O couch co-op no PS5 sempre foi um dos grandes atrativos da plataforma. É só sentar, passar o controle para um amigo e começar a gameplay. Sem estresse. A chegada de Halo: Campaign Evolved ao PS5 em 28 de julho de 2026 deveria ser uma celebração dessa experiência clássica. Em vez disso, um Q&A da comunidade postado diretamente no site oficial Halo Waypoint confirmou algo que ninguém esperava: ambos os jogadores precisam de uma assinatura PS Plus ativa para jogar o split-screen local. Além disso, cada jogador deve ter uma Microsoft account vinculada ao seu perfil na PSN.
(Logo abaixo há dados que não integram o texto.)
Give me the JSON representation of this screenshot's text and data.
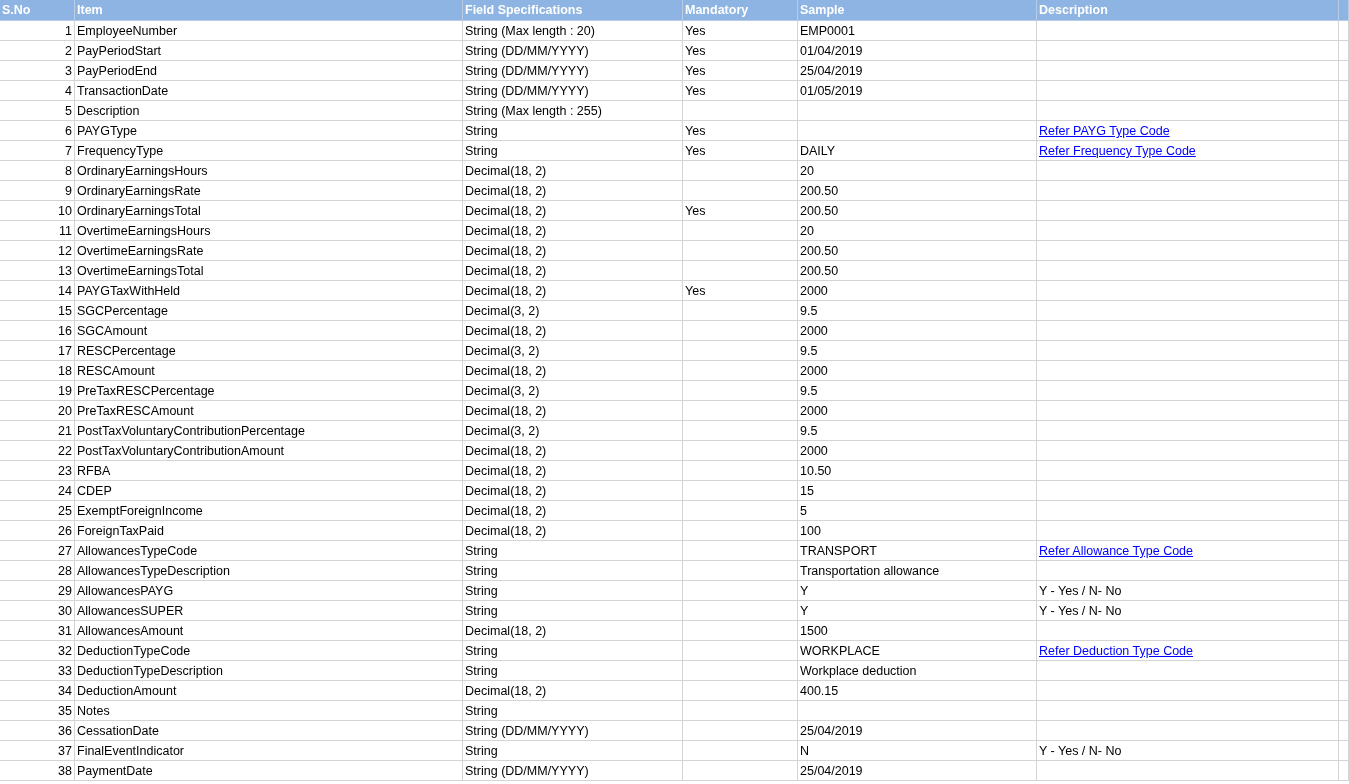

O Q&A, escrito por um gerente de comunidade sênior da Halo com mais de 10 anos de casa, afirma claramente: "se você estiver jogando em split-screen no PlayStation 5, ambas as contas precisarão ter PlayStation Plus". Existe uma nota de que as assinaturas PS Plus ativas também cobrem o acesso ao co-op online, mas é justamente essa abordagem o problema. São dois modos distintos. Atrelar uma experiência offline, de sofá, a um serviço de assinatura online é o tipo de exigência que simplesmente não existe em nenhum outro lugar no PS5.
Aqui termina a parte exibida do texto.